Tiga Keinginan

83 8 1
                                    

Kinara menutup MacBook dengan balutan Case matte birunya, merapikan kembali meja belajar yang sedikit berantakan. Perkuliahan sebentar lagi dimulai, Kinara menandai kalender dengan brush pen biru agar tidak lupa.

Kinar kemudian bergerak untuk mandi, setelah lima belas menit di kamar mandi dia mulai disibukkan mengobrak abrik isi lemari mencari sesuatu yang bagus untuk dipakai.

Pilihannya jatuh pada blus warna putih setengah lengan dengan sedikit aksen di bagian dadanya. Dia juga mengenakan rok berwarna peach yang menyentuh lututnya. Rambutnya dia biarkan tergerai lembut melewati bahunya. Kinara menatap pantulan dirinya di cermin menilai penampilannya hari ini. Cukup pantas, tak lupa ia memoleskan sedikit liptint pada bibir mungilnya agar tampak segar. Setelah dirasa cukup Kinar menyampirkan sling bag nya di bahu lalu berjalan turun melewati anak tangga dengan hati-hati.

Ting tong!!

Bel Rumah Kinar berbunyi di saat yang tepat refleks Kinara menengok ke arah jam dinding, sudah menunjukan pukul sepuluh lewat tiga puluh menit. Setelah berpamitan pada Bi Iim, Kinara membenarkan posisi helm birunya lalu naik ke atas motor.

Vero melajukan motornya dengan kecepatan sedang, jalanan pagi di Jakarta tidak lengang tidak juga terlalu macet mengingat ini hari sabtu jadi tidak terlalu banyak kendaraan yang berlalu lalang untuk sekedar berangkat kerja, sekolah dan lainnya.

Sepanjang perjalanan, Kinar dan Vero bercerita random di tengah bising lalu lintas. Tak jarang Kinara berteriak agar suaranya terdengar jelas, mengabaikan orang-orang sekitarnya yang mungkin ikut mendengarkan mereka.

Vero menepikan motornya di salah satu parkiran Cafe di daerah Jakarta pusat. Mereka turun di depan sebuah bangunan dengan dindingnya yang didominasi kaca. Yang mereka datangi adalah cafe 24 yang jadi tongkrongan Vero dan kawan-kawannya. Dinamai cafe 24 karena mereka buka dua puluh empat jam, kata Mas dhanu, salah satu barista di sana.

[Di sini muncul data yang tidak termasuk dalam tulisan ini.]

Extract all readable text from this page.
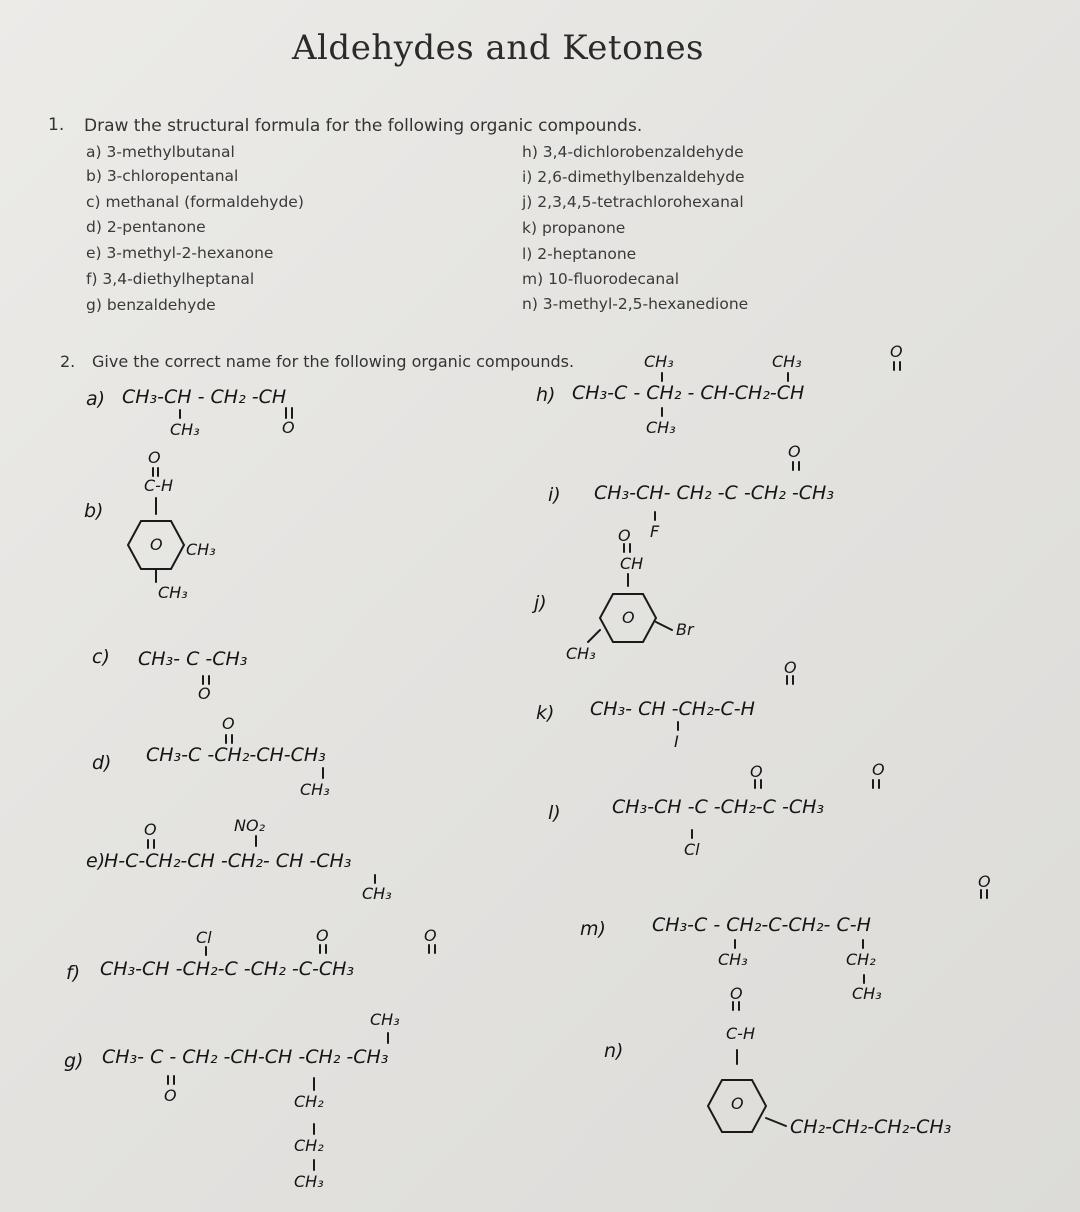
Aldehydes and Ketones
1. Draw the structural formula for the following organic compounds.
a) 3-methylbutanal
b) 3-chloropentanal
c) methanal (formaldehyde)
d) 2-pentanone
e) 3-methyl-2-hexanone
f) 3,4-diethylheptanal
g) benzaldehyde
h) 3,4-dichlorobenzaldehyde
i) 2,6-dimethylbenzaldehyde
j) 2,3,4,5-tetrachlorohexanal
k) propanone
l) 2-heptanone
m) 10-fluorodecanal
n) 3-methyl-2,5-hexanedione
2. Give the correct name for the following organic compounds.
a) CH₃-CH - CH₂ -CH
CH₃	O
b)
O
C-H
O CH₃
CH₃
c) CH₃- C -CH₃
O
d)
O
CH₃-C -CH₂-CH-CH₃
CH₃
e)
O	NO₂
H-C-CH₂-CH -CH₂- CH -CH₃
CH₃
f)
Cl	O	O
CH₃-CH -CH₂-C -CH₂ -C-CH₃
g)
CH₃
CH₃- C - CH₂ -CH-CH -CH₂ -CH₃
O	CH₂
CH₂
CH₃
h)
CH₃	CH₃
O
CH₃-C - CH₂ - CH-CH₂-CH
CH₃
i)
O
CH₃-CH- CH₂ -C -CH₂ -CH₃
F
j)
O
CH
O
Br
CH₃
k)
O
CH₃- CH -CH₂-C-H
I
l)
O	O
CH₃-CH -C -CH₂-C -CH₃
Cl
m)
O
CH₃-C - CH₂-C-CH₂- C-H
CH₃	CH₂
CH₃
n)
O
C-H
O
CH₂-CH₂-CH₂-CH₃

"Gak terlalu pagi apa?" Terang Kinara sambil melirik jam tangan putihnya yang baru menunjukan pukul sebelas.

Mata Kinar menangkap sebuah outlet bertuliskan Choco Candy, yang berada persis di sebelah cafe 24. Sebuah toko yang terkenal menyediakan aneka permen dan tentunya coklat.

Dengan langkah pasti Kinara masuk ke dalam toko itu yang langsung disambut aroma coklat panas yang menyeruak dari dalam toko tersebut.

Kinara tersenyum manis semanis deretan coklat yang tersusun rapi di sana. Coklat merupakan mood boster Kinara setelah Novel. Ia akhirnya membeli beberapa coklat batang dan coklat bertangkai dengan aneka rasa yang berbeda.

Usai membayar belanjaannya mereka kembali ke cafe 24.

"Makan apa Ki?" tanya Vero sambil membolak balik buku menu.

"Terserah deh, Kakak aja yang pilihin."

"Oke." Vero menandai beberapa menu pada catatan yang diberikan salah seorang waitress.

"Hot coklat lattenya satu, Mba," lanjutnya ketika perempuan muda itu hendak beranjak.

Hening sesaat, hanya lantunan penyanyi cafe yang terdengar saat ini.

"Kak, kak vero...," panggil Kinar memecah sunyi.

"Hmm?"

"Seandainya nih gue ngelakuin kesalahan fatal, kira-kira kak vero bakal gimana?"

"Random banget sih, Ki," sahut Vero tertawa kecil, sebelah tangannya mengacak rambut Kinara.

"Dihh dijawab aja apa susahnya sih," gerutu cewek itu memanyunkan bibirnya.

"Emm.. gimana ya? Tergantung sih gue lagi mau marah atau engga."

"Serius iihh, kak Vero!"

Vero mencubit hidung Kinara gemas, berhasil menerbitkan rona merah di wajah mungil itu. "Iya sayang, Iya. Gimana ya, soalnya pacar gue gak pernah salah di mata gue."